Tuesday, April 29, 2025

‘Abundance’ Review: Supply-Side Liberalism

Two progressive intellectuals explain where the American left went wrong—but without a hint of self-criticism or admission of past errors

By Barton Swaim. He reviews the book “Abundance,” by Ezra Klein and Derek Thompson. Excerpts:

"Governmental grant-making procedures hobble scientific research with paperwork and delay; zoning regulations make housing in large cities hopelessly expensive and worsen the problem of homelessness; lawsuits filed by environmental groups make urban development more costly and time-consuming; and so on.

[the authors] favor scrapping outdated laws and regulations that hinder construction, retard innovation and stunt economic growth for no good reason. Here and there readers of a conservative disposition will scrawl “duh” in the margins."
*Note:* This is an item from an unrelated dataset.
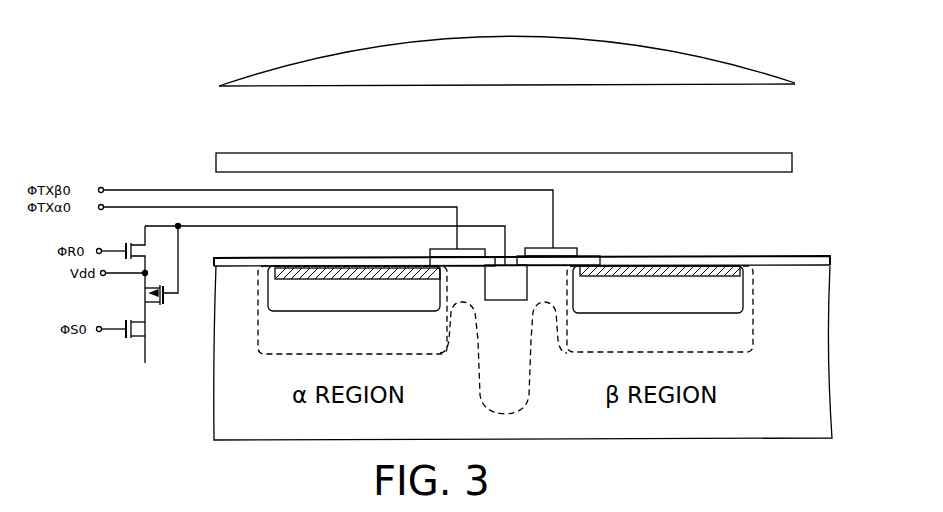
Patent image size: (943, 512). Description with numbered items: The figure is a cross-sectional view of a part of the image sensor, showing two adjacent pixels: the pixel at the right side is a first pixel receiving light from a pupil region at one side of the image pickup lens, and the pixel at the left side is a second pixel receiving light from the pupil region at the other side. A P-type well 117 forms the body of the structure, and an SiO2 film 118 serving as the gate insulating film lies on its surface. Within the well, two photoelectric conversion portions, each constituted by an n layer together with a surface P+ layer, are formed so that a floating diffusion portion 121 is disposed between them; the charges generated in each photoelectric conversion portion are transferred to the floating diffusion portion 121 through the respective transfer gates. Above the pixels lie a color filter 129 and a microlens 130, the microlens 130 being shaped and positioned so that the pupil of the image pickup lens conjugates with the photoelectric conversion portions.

"The authors might best be described as Marxist technocrats smart enough to know they’ll need a market economy to pay for their utopian vision. I don’t use the term “Marxist” for effect. The book’s conclusion includes three paragraphs on how the “Communist Manifesto” was right about production."

"The possibility that the climate agenda is chiefly about amassing power in the hands of transnational elites rather than about what is actually happening in the earth’s atmosphere is, for them, not thinkable."
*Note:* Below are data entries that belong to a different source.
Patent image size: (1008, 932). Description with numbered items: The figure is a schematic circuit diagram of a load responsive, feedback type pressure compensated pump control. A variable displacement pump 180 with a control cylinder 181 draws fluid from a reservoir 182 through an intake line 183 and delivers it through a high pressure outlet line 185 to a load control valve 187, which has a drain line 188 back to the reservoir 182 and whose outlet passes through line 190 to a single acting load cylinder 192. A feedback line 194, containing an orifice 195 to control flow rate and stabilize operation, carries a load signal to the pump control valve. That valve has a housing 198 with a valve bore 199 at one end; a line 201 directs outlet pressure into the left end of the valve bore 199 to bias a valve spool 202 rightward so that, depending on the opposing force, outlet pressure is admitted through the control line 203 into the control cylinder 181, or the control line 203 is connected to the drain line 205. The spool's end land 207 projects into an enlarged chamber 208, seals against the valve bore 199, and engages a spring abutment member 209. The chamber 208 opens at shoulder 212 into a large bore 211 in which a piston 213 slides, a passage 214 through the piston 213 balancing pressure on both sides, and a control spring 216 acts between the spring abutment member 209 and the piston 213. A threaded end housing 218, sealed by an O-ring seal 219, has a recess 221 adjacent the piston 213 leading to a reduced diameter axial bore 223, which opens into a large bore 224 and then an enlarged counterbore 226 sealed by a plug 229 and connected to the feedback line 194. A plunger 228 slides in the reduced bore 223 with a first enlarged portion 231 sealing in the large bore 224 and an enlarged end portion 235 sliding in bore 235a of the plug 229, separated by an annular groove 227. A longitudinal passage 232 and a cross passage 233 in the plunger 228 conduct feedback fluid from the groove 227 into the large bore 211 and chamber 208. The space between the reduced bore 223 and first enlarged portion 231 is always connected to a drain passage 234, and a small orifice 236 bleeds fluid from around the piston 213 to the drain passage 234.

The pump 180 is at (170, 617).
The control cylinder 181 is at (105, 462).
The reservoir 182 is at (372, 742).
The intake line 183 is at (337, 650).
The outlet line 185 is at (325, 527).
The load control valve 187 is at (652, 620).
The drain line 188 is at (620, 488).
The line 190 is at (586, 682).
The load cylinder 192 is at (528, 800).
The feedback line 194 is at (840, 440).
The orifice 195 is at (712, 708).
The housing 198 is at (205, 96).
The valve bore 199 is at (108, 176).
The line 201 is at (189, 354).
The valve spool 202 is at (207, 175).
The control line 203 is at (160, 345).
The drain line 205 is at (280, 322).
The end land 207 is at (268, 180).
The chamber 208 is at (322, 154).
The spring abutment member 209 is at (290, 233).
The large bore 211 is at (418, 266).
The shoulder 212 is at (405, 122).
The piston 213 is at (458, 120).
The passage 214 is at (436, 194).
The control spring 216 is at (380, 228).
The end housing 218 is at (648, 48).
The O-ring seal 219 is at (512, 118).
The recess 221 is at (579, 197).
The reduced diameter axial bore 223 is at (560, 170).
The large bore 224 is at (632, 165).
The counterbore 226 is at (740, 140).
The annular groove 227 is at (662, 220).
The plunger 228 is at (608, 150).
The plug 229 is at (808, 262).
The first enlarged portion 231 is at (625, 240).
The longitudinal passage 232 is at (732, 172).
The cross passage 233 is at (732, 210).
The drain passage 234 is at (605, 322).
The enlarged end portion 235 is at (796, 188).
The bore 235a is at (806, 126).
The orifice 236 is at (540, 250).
"They disregard the history and political cultures of other nations and assume that what’s feasible in theirs must work in ours. On California’s spectacular inability to build a high-speed rail system, for example, they fault the state for outsourcing much of the design and construction to a web of private-sector consultancies rather than building the entire project itself, as Europe and Japan have done."

"For this and similar fiascos they blame Republicans, who’ve “spent decades demonizing government.” They may as well blame Americans for rewarding a party that demonizes government. State and federal officialdom in the U.S. has never had, and will never have, the prestige that civil service has in Western Europe and Japan. Capable engineers and technicians can make far more money in America’s private sector than their European and Japanese correlatives can in theirs. Few, therefore, are likely to take government jobs. The brutal fact is that no U.S. state is going to build a high-speed rail network to rival Europe’s or Japan’s—among other reasons because Americans are not soon likely to tolerate taxes (particularly on their state returns) sufficiently burdensome to support such a mammoth project."

"The authors neglect to mention that Germany’s fixation on achieving net-zero emissions has crippled its ability to pay for power generation through 2030 and that electricity rates are therefore headed upward at a time when the country’s economy is stagnating and its military desperately needs rebuilding. But by all means let’s follow Germany’s example."